Kartu-kartu itu terjual laris manis.
Hanya dengan kartu-kartunya saja sudah bagus, tetapi bagaimana jika kita bisa membandingkan dek kartu kita sendiri dengan dek kartu orang lain melalui kartu-kartu yang telah kita kumpulkan?
Anda tidak bisa menahan diri untuk tidak membelinya.
“Aku bisa mengalahkanmu dengan kartu-kartuku.”
“Hahahaha! Sudah lama sekali aku tidak mendengar lelucon lucu.”
“Bajingan itu? Berani-beraninya kau mengejekku?!”
“Gahaha, haha. Kalau bisa, coba saja. Kalau memang memungkinkan, tentu saja. Hahaha!”
Ada sesuatu dalam Kartu Binatang yang membuat jantung mereka berdebar kencang.
“Hmmm, aku datang untuk mengambil Kartu Binatangku.”
“Berikan aku Kartu Binatang Buas!”
Antrean panjang terbentuk di setiap toko saat orang-orang datang dengan stiker mereka untuk mendapatkan kartu tersebut.
Terutama, para manusia kadal berada dalam kekacauan total.
Sejak lahir, para manusia kadal, yang merupakan ras pejuang, sangat serius dalam bersaing dengan yang lain.
Suatu ras dengan semangat membara, hidup dan mati karena kebanggaan mereka.
“Hmm, mari kita selesaikan ini dengan duel.”
“Baiklah, ayo mulai.”
Permainan kartu Beast membangkitkan semangat para manusia kadal itu.
“Seri! Hmm, aku akan bertahan dan mengakhiri giliranku.”
“Haha, apakah sekarang giliran saya? Fusion!”
“Apa?!”
Kerajaan Fioré dan Kekaisaran dipenuhi oleh mereka yang berduel menggunakan Kartu Binatang.
Di antara para manusia kadal, situasinya sangat memanas sehingga mereka bahkan tidak akan menganggapmu sebagai bagian dari mereka jika kamu tidak memiliki Kartu Hewan Buas.
Namun, hal yang paling membuat orang antusias justru adalah sesuatu yang lain.
─Grrrroaaaa…!
“T-tunggu, Naga Raja Api?!”
“Tidak mungkin! Kartu itu bergerak sendiri!”
Sesosok makhluk buas tiga dimensi muncul di atas kartu tersebut.
Sosok binatang buas itu, yang bergerak seolah-olah benar-benar hidup, merupakan pemandangan yang luar biasa untuk disaksikan.
“Wow, aku menginginkannya.

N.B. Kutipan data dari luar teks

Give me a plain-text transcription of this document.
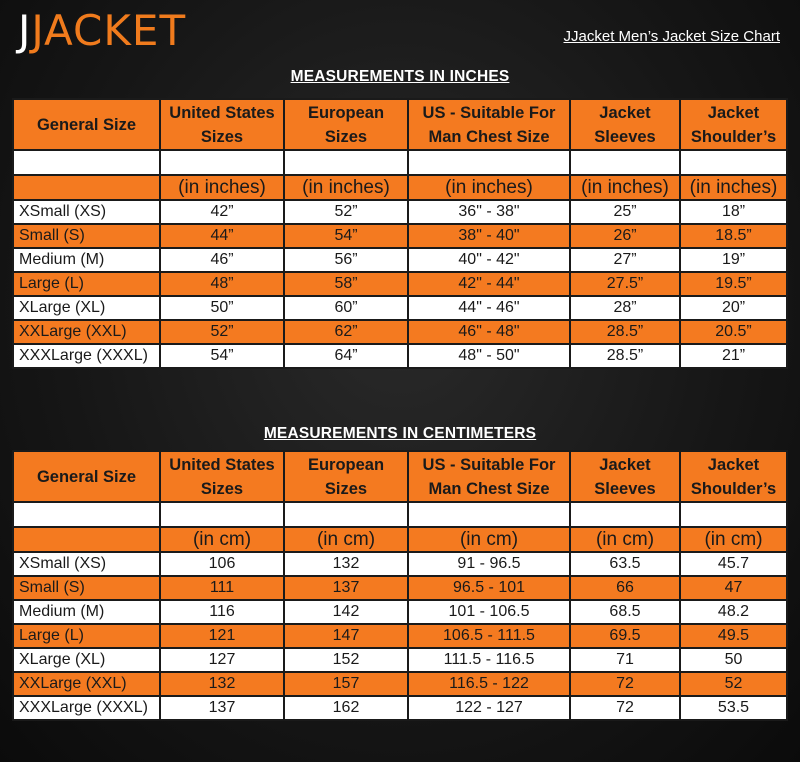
JJACKET	JJacket Men’s Jacket Size Chart
MEASUREMENTS IN INCHES
General Size	United States Sizes	European Sizes	US - Suitable For Man Chest Size	Jacket Sleeves	Jacket Shoulder’s

	(in inches)	(in inches)	(in inches)	(in inches)	(in inches)
XSmall (XS)	42”	52”	36" - 38"	25”	18”
Small (S)	44”	54”	38" - 40"	26”	18.5”
Medium (M)	46”	56”	40" - 42"	27”	19”
Large (L)	48”	58”	42" - 44"	27.5”	19.5”
XLarge (XL)	50”	60”	44" - 46"	28”	20”
XXLarge (XXL)	52”	62”	46" - 48"	28.5”	20.5”
XXXLarge (XXXL)	54”	64”	48" - 50"	28.5”	21”
MEASUREMENTS IN CENTIMETERS
General Size	United States Sizes	European Sizes	US - Suitable For Man Chest Size	Jacket Sleeves	Jacket Shoulder’s

	(in cm)	(in cm)	(in cm)	(in cm)	(in cm)
XSmall (XS)	106	132	91 - 96.5	63.5	45.7
Small (S)	111	137	96.5 - 101	66	47
Medium (M)	116	142	101 - 106.5	68.5	48.2
Large (L)	121	147	106.5 - 111.5	69.5	49.5
XLarge (XL)	127	152	111.5 - 116.5	71	50
XXLarge (XXL)	132	157	116.5 - 122	72	52
XXXLarge (XXXL)	137	162	122 - 127	72	53.5
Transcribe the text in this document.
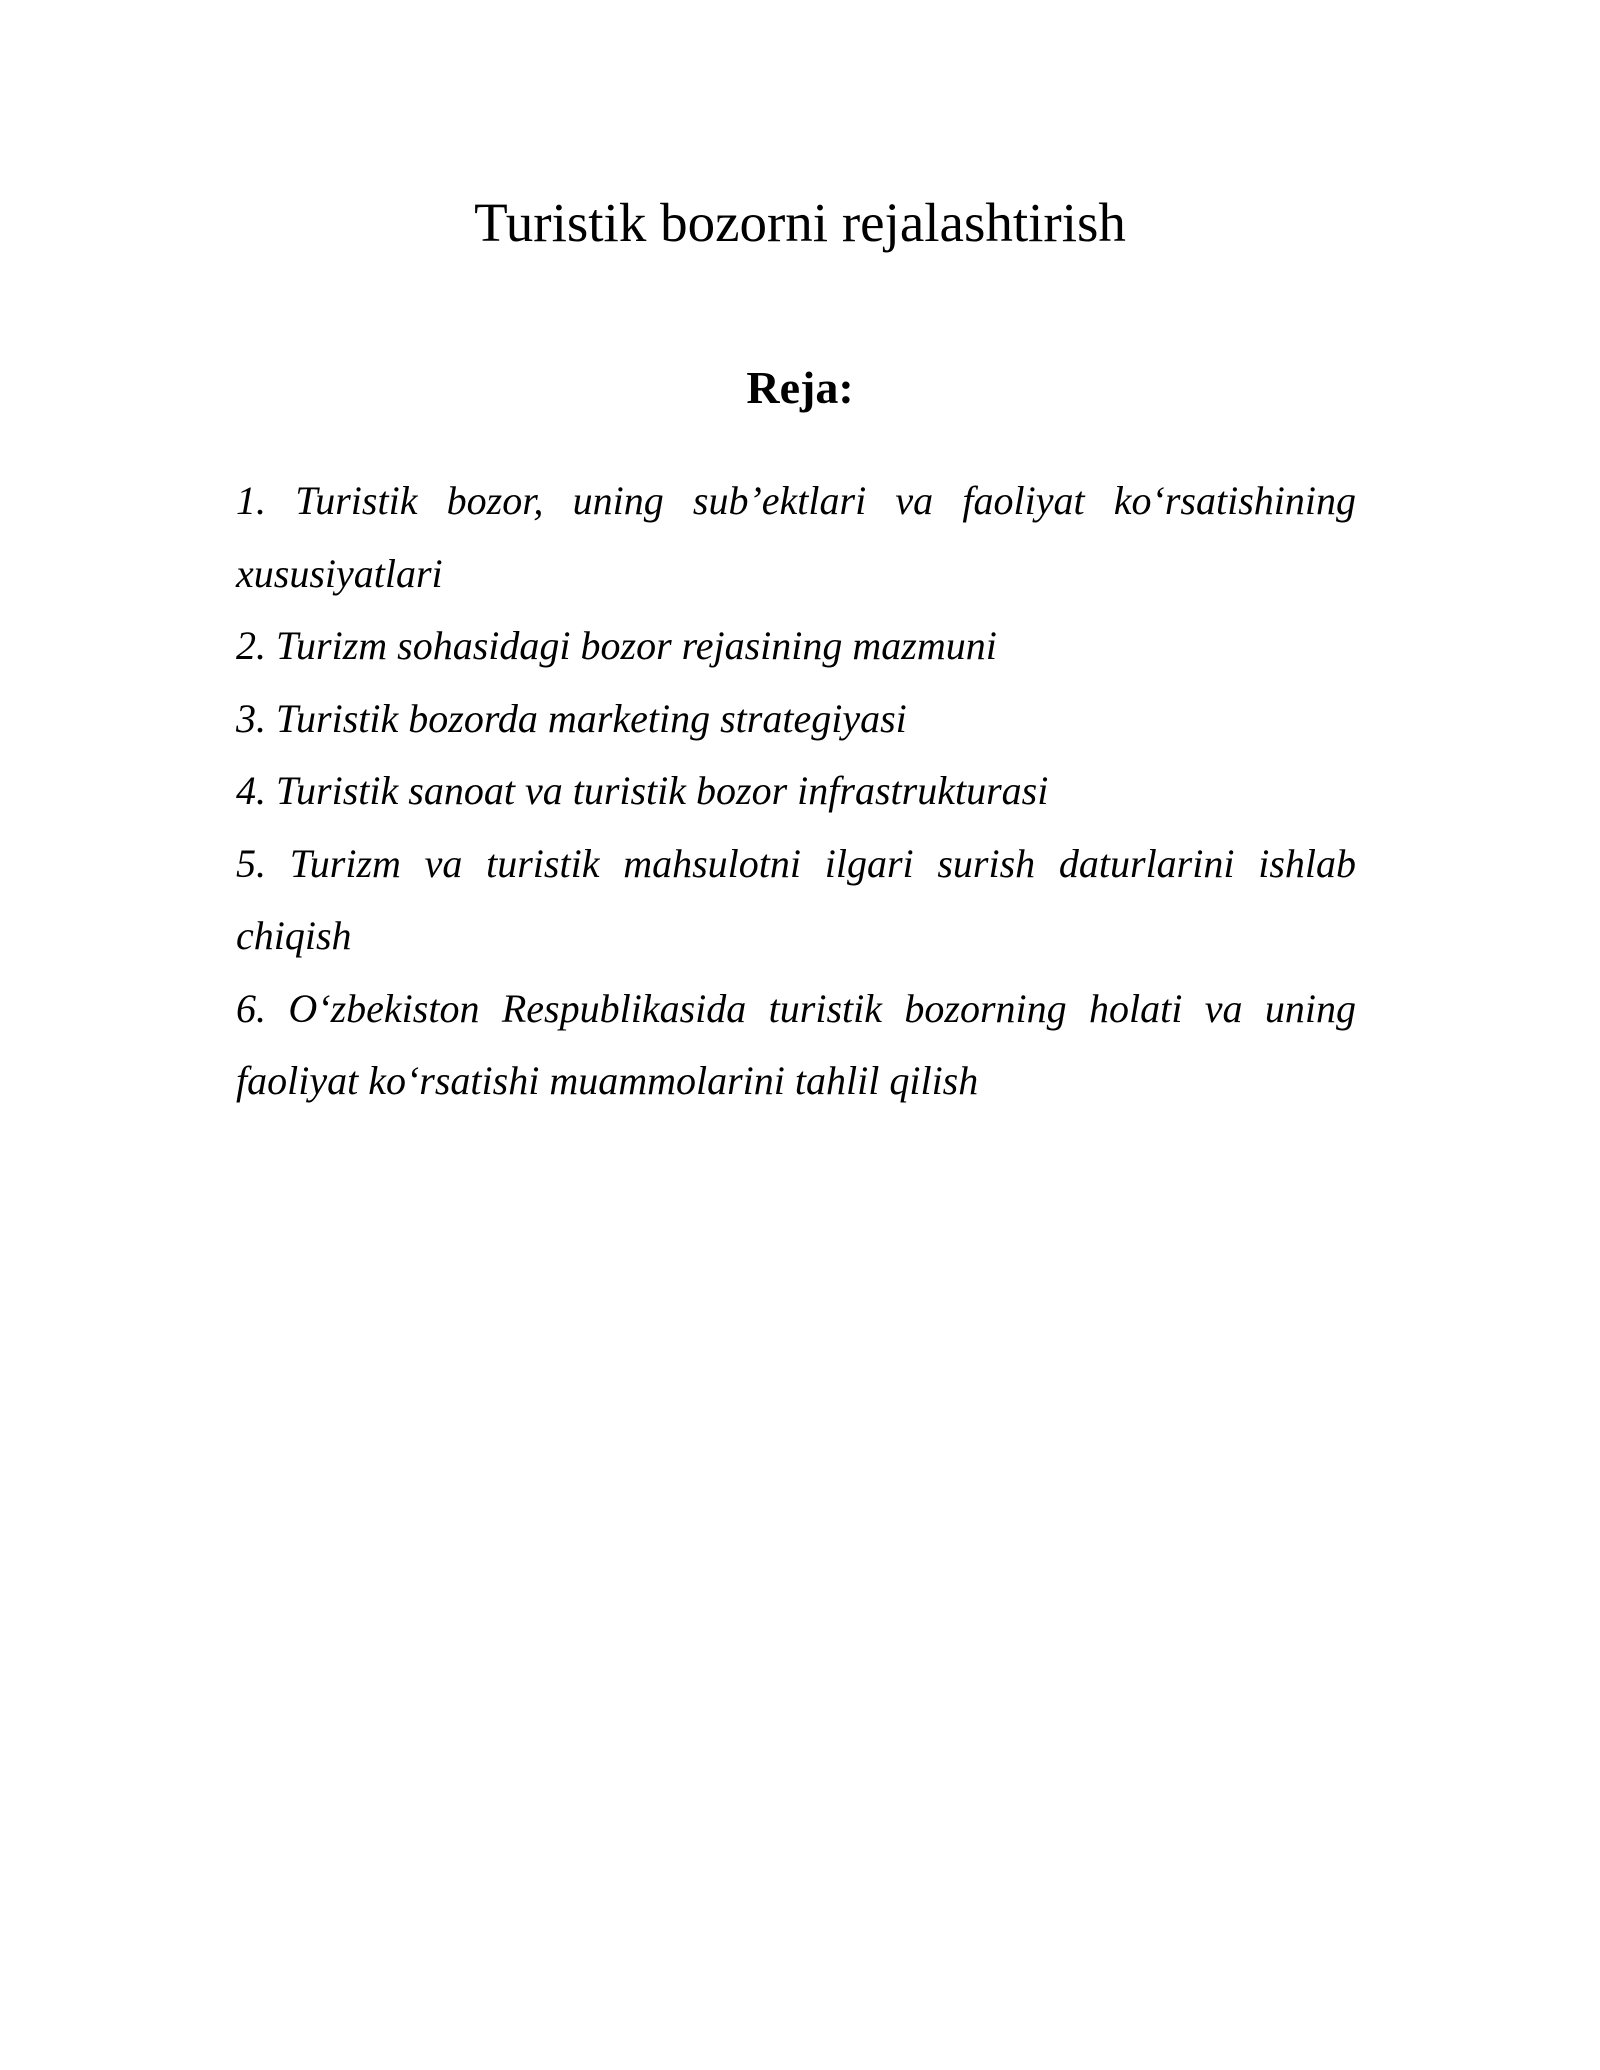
Turistik bozorni rejalashtirish
Reja:
1. Turistik bozor, uning sub’ektlari va faoliyat ko‘rsatishining xususiyatlari
2. Turizm sohasidagi bozor rejasining mazmuni
3. Turistik bozorda marketing strategiyasi
4. Turistik sanoat va turistik bozor infrastrukturasi
5. Turizm va turistik mahsulotni ilgari surish daturlarini ishlab chiqish
6. O‘zbekiston Respublikasida turistik bozorning holati va uning faoliyat ko‘rsatishi muammolarini tahlil qilish
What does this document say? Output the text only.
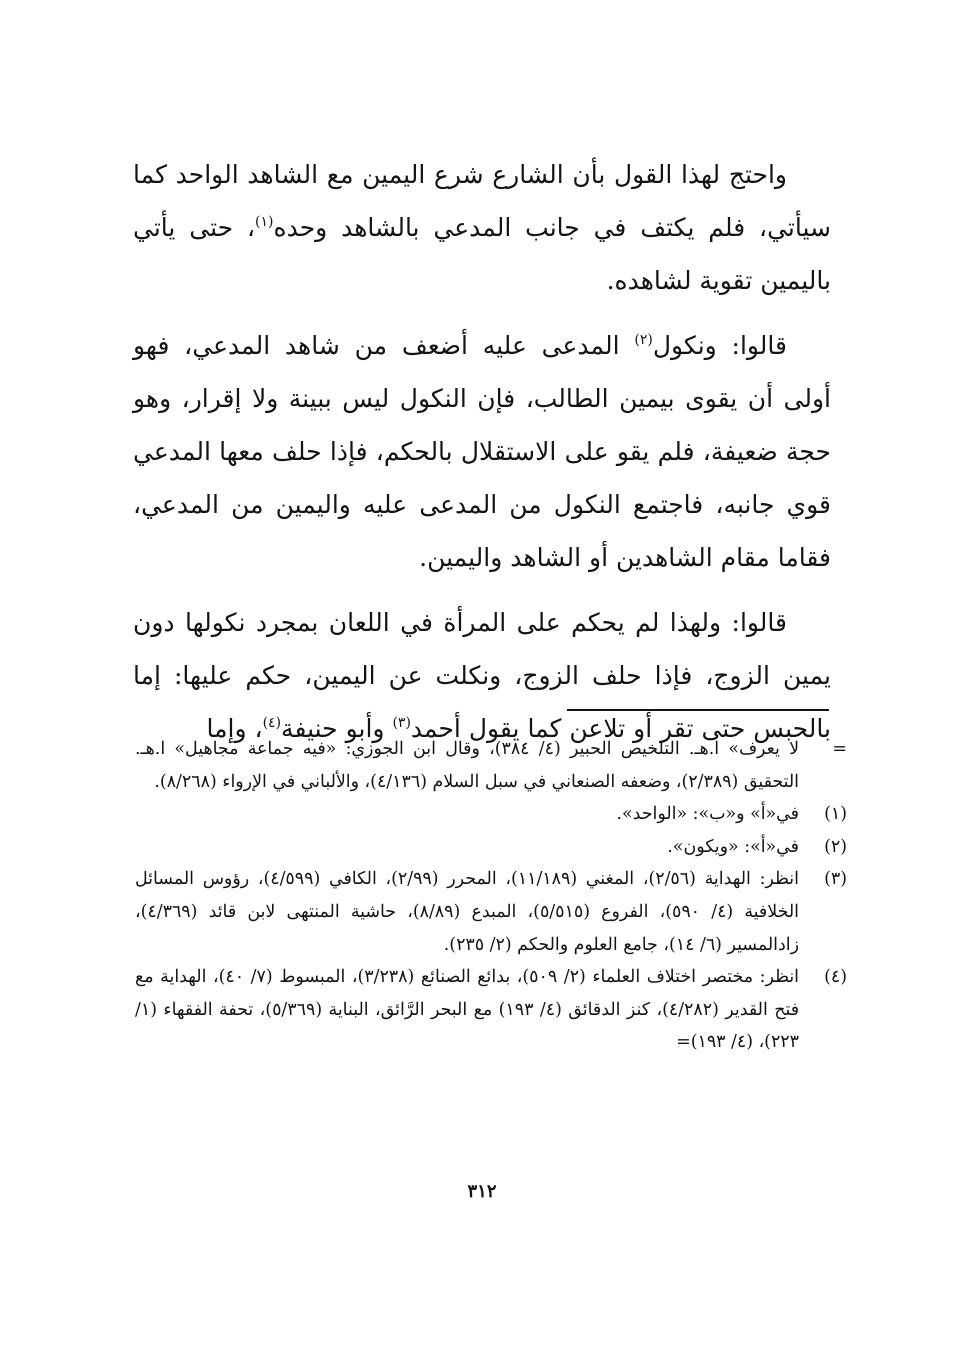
واحتج لهذا القول بأن الشارع شرع اليمين مع الشاهد الواحد كما سيأتي، فلم يكتف في جانب المدعي بالشاهد وحده$^{(١)}$، حتى يأتي باليمين تقوية لشاهده.

قالوا: ونكول$^{(٢)}$ المدعى عليه أضعف من شاهد المدعي، فهو أولى أن يقوى بيمين الطالب، فإن النكول ليس ببينة ولا إقرار، وهو حجة ضعيفة، فلم يقو على الاستقلال بالحكم، فإذا حلف معها المدعي قوي جانبه، فاجتمع النكول من المدعى عليه واليمين من المدعي، فقاما مقام الشاهدين أو الشاهد واليمين.

قالوا: ولهذا لم يحكم على المرأة في اللعان بمجرد نكولها دون يمين الزوج، فإذا حلف الزوج، ونكلت عن اليمين، حكم عليها: إما بالحبس حتى تقر أو تلاعن كما يقول أحمد$^{(٣)}$ وأبو حنيفة$^{(٤)}$، وإما

=
لا يعرف» ا.هـ. التلخيص الحبير (٤/ ٣٨٤)، وقال ابن الجوزي: «فيه جماعة مجاهيل» ا.هـ. التحقيق (٢/٣٨٩)، وضعفه الصنعاني في سبل السلام (٤/١٣٦)، والألباني في الإرواء (٨/٢٦٨).
(١)
في«أ» و«ب»: «الواحد».
(٢)
في«أ»: «ويكون».
(٣)
انظر: الهداية (٢/٥٦)، المغني (١١/١٨٩)، المحرر (٢/٩٩)، الكافي (٤/٥٩٩)، رؤوس المسائل الخلافية (٤/ ٥٩٠)، الفروع (٥/٥١٥)، المبدع (٨/٨٩)، حاشية المنتهى لابن قائد (٤/٣٦٩)، زادالمسير (٦/ ١٤)، جامع العلوم والحكم (٢/ ٢٣٥).
(٤)
انظر: مختصر اختلاف العلماء (٢/ ٥٠٩)، بدائع الصنائع (٣/٢٣٨)، المبسوط (٧/ ٤٠)، الهداية مع فتح القدير (٤/٢٨٢)، كنز الدقائق (٤/ ١٩٣) مع البحر الرَّائق، البناية (٥/٣٦٩)، تحفة الفقهاء (١/ ٢٢٣)، (٤/ ١٩٣)=
٣١٢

Pak, bagaimana Anda mendapatkannya?”
“Haha, kalau kamu makan Roti Binatang Buas, kamu mungkin beruntung dan menang satu juga.”
‘Dampak Ilusi’ yang hanya dimiliki oleh binatang buas tingkat epik dan di atasnya memukau mata orang-orang.
Acara tersebut menyenangkan bagi para penonton dan bagi para pemenang, mereka dapat dengan bangga memamerkan kemenangan, menjadikannya pengalaman yang menyenangkan.
Tentu saja, ketika mana kartu habis, Anda perlu menunggu hingga mana kartu tersebut terisi kembali.
“Kami akan mengisi ulang baterainya tanpa biaya!”
“Isi ulang mana-mu dan nikmati duelnya!”
Sebuah aula permainan kartu ajaib yang menargetkan hal ini telah muncul.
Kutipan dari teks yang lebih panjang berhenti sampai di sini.